There’s no better way to minimize your dependence on central heating this winter than by taking advantage of your home’s fireplace. Assuming you have dry firewood, you can build fires to radiate heat throughout your home.
But you can’t use just any wood lying around your landscape. Before using it in your fireplace, you need to “season” it.
What Is Seasoning?
When used in the context of firewood, the term “seasoning” refers to the act of drying firewood so that it burns more efficiently.
When a tree is still growing, it contains a lot of moisture. Even after being cut down, it will retain most of its moisture.
Seasoning is designed to lower the moisture content of wood, resulting in better firewood.
Step #1) Split Your Firewood
The first step to seasoning your firewood is to split it into several pieces.
You shouldn’t attempt to season whole pieces of firewood. Unless a piece of firewood is split, it will be covered in bark. All this bark insulates the wood, preventing water from evaporating out of its core.
By splitting your firewood into several smaller pieces, water will evaporate out of it more quickly.
Step #2) Arrange in Stacks Outside
After splitting your firewood, you should arrange it in one or more stacks in an appropriate area outside your home.

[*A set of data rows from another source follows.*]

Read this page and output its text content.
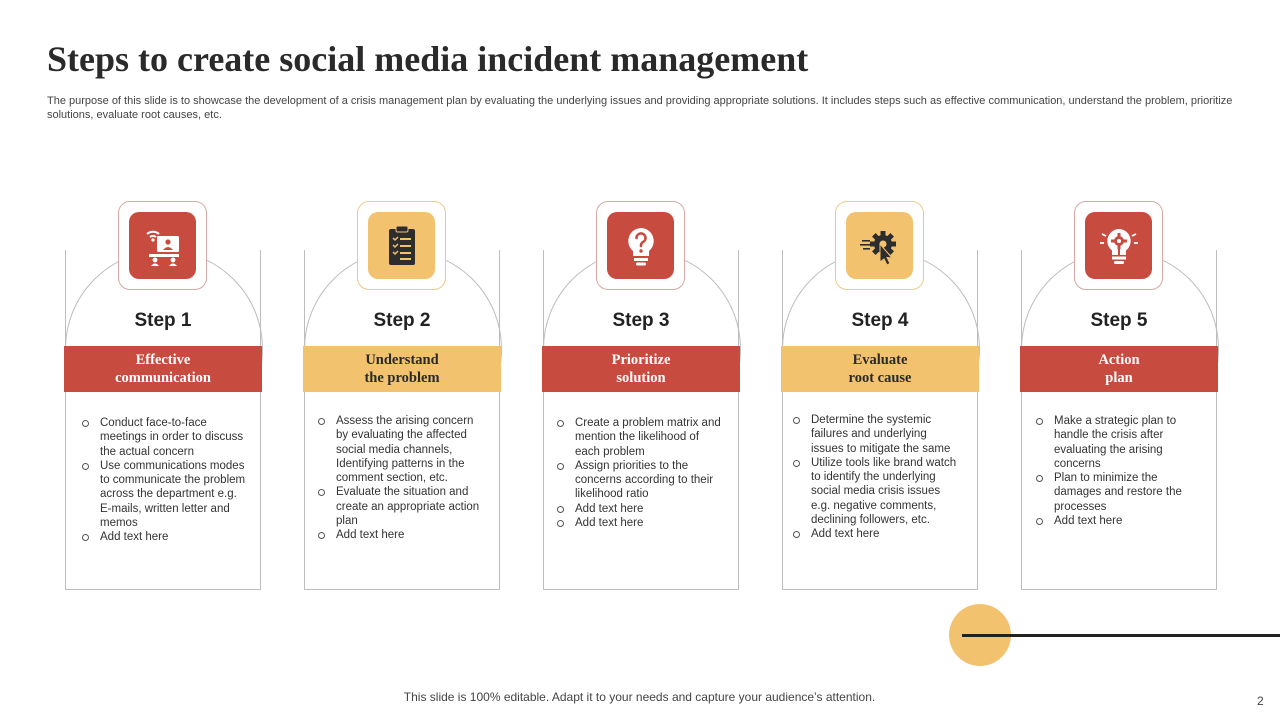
Steps to create social media incident management

The purpose of this slide is to showcase the development of a crisis management plan by evaluating the underlying issues and providing appropriate solutions. It includes steps such as effective communication, understand the problem, prioritize solutions, evaluate root causes, etc.

Step 1
Effective
communication
Conduct face-to-face meetings in order to discuss the actual concern
Use communications modes to communicate the problem across the department e.g. E-mails, written letter and memos
Add text here
Step 2
Understand
the problem
Assess the arising concern by evaluating the affected social media channels, Identifying patterns in the comment section, etc.
Evaluate the situation and create an appropriate action plan
Add text here
Step 3
Prioritize
solution
Create a problem matrix and mention the likelihood of each problem
Assign priorities to the concerns according to their likelihood ratio
Add text here
Add text here
Step 4
Evaluate
root cause
Determine the systemic failures and underlying issues to mitigate the same
Utilize tools like brand watch to identify the underlying social media crisis issues e.g. negative comments, declining followers, etc.
Add text here
Step 5
Action
plan
Make a strategic plan to handle the crisis after evaluating the arising concerns
Plan to minimize the damages and restore the processes
Add text here
This slide is 100% editable. Adapt it to your needs and capture your audience’s attention.	2
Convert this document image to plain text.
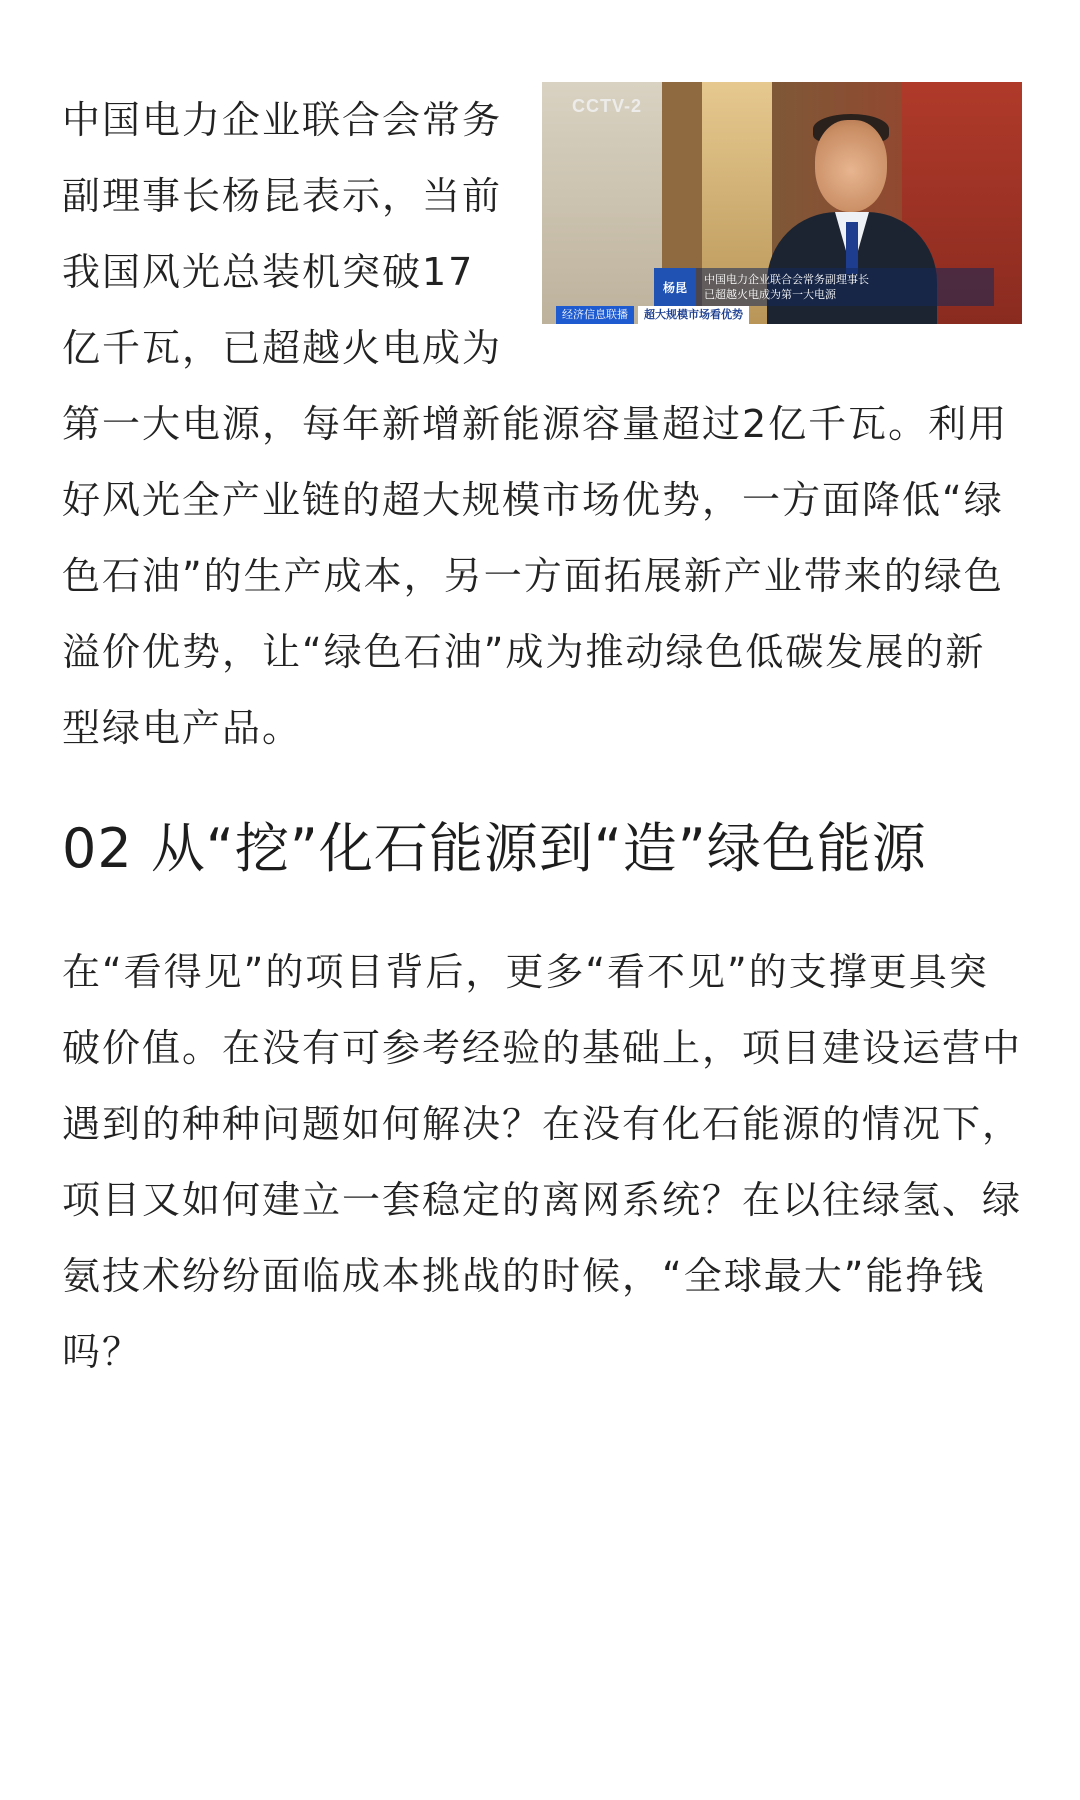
CCTV-2
杨昆
中国电力企业联合会常务副理事长
已超越火电成为第一大电源
经济信息联播	超大规模市场看优势

中国电力企业联合会常务副理事长杨昆表示，当前我国风光总装机突破17亿千瓦，已超越火电成为第一大电源，每年新增新能源容量超过2亿千瓦。利用好风光全产业链的超大规模市场优势，一方面降低“绿色石油”的生产成本，另一方面拓展新产业带来的绿色溢价优势，让“绿色石油”成为推动绿色低碳发展的新型绿电产品。

02 从“挖”化石能源到“造”绿色能源

在“看得见”的项目背后，更多“看不见”的支撑更具突破价值。在没有可参考经验的基础上，项目建设运营中遇到的种种问题如何解决？在没有化石能源的情况下，项目又如何建立一套稳定的离网系统？在以往绿氢、绿氨技术纷纷面临成本挑战的时候，“全球最大”能挣钱吗？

Keep in mind, you must choose an outdoor area where your firewood isn’t exposed to moisture. Otherwise, it won’t season properly, regardless of how long it’s left outside.
There are two things, specifically, to consider when choosing an outdoor area in which to season your firewood.
If it’s uncovered – meaning there’s nothing over your firewood – rain will inevitably reach your firewood. Additionally, if you store your firewood on the soil, it will soak up moisture from the ground, not to mention creating an ideal environment for wood boring insects to proliferate.
Step #3) Wait and Check Periodically
You can’t expect your firewood to season overnight. Depending on the type of firewood, as well as other factors, it usually takes a minimum of six months to fully season firewood.
During this time, it’s a good idea to check your firewood on a regular basis to ensure that it’s not wet or damp. If you discover that your firewood is wet, you may need to move to a different, drier area.
After allowing your firewood to dry for at least six months, you can then use it to build fires in your fireplace, fire pit or elsewhere.